Visite d’une maternelle de petite section (Cl. Laredj Djebar)

S’ouvrir au plaisir du partage

Passionnés, Gérard et Maïté ont parlé de l’estampe, “un art du partage” se plaisent-ils à rappeler. Accueillir des scolaires est un vœu qu’ils réalisent à chaque salon, pour faire découvrir aux jeunes l’estampe, domaine d’expression picturale très riche et qui peut être un bon support de leur imaginaire en construction. Annie Villeflose, adjointe chargée de la culture, est satisfaite qu’une opportunité soit offerte aux enfants de découvrir la culture en général et cet art en particulier. Sans généraliser, les deux guides ont remarqué un certain manque de curiosité et de désir de découvrir, frein à l’échange auprès de quelques “grands”.

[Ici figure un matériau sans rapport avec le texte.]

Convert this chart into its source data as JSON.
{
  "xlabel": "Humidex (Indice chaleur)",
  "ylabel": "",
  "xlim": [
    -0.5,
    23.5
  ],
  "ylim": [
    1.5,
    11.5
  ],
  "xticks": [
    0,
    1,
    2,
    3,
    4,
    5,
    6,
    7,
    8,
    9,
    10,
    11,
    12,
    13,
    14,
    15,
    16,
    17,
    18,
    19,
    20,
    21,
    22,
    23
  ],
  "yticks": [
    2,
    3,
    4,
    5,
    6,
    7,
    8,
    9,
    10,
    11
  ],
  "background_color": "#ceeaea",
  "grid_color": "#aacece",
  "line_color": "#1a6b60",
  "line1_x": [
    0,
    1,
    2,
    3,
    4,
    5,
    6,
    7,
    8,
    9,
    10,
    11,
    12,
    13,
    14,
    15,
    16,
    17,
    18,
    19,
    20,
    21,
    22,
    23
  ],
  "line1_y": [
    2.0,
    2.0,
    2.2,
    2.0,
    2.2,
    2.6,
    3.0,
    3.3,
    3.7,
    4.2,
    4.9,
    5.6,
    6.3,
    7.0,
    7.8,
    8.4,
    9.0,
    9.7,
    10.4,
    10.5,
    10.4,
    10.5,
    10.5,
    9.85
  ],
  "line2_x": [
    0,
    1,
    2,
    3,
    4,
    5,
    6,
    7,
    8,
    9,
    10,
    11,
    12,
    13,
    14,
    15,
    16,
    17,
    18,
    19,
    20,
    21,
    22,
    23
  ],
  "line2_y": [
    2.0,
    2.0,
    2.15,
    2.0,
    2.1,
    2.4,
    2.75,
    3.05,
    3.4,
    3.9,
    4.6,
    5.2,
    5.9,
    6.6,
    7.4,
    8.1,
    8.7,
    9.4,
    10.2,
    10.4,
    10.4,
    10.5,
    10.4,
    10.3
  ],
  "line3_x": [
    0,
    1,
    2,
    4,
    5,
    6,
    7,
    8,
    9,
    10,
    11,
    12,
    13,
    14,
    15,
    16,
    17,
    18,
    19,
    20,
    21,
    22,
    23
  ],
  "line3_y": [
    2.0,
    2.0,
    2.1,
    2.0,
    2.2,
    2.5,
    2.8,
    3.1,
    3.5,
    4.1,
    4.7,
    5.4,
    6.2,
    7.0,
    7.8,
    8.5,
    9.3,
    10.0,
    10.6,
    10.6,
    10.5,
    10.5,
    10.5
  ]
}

Visite d’une classe de sixième (Cl. Laredj Djebar)

Les images remplacent les mots

« C’est dommage, car ces jeunes seront les piliers de la société à venir. Les plus jeunes répondent facilement, et sont émerveillés par la “magie” d’une impression taille-douce, de l’image qui apparaît sur le papier », décrit Maïté. Cette année, les participants aux cours d’alphabétisation de l’association Ascension ont eux aussi profité de l’exposition. Une autre façon de s’intégrer, au-delà de la langue et des mots, par le biais des images, et de l’imaginaire.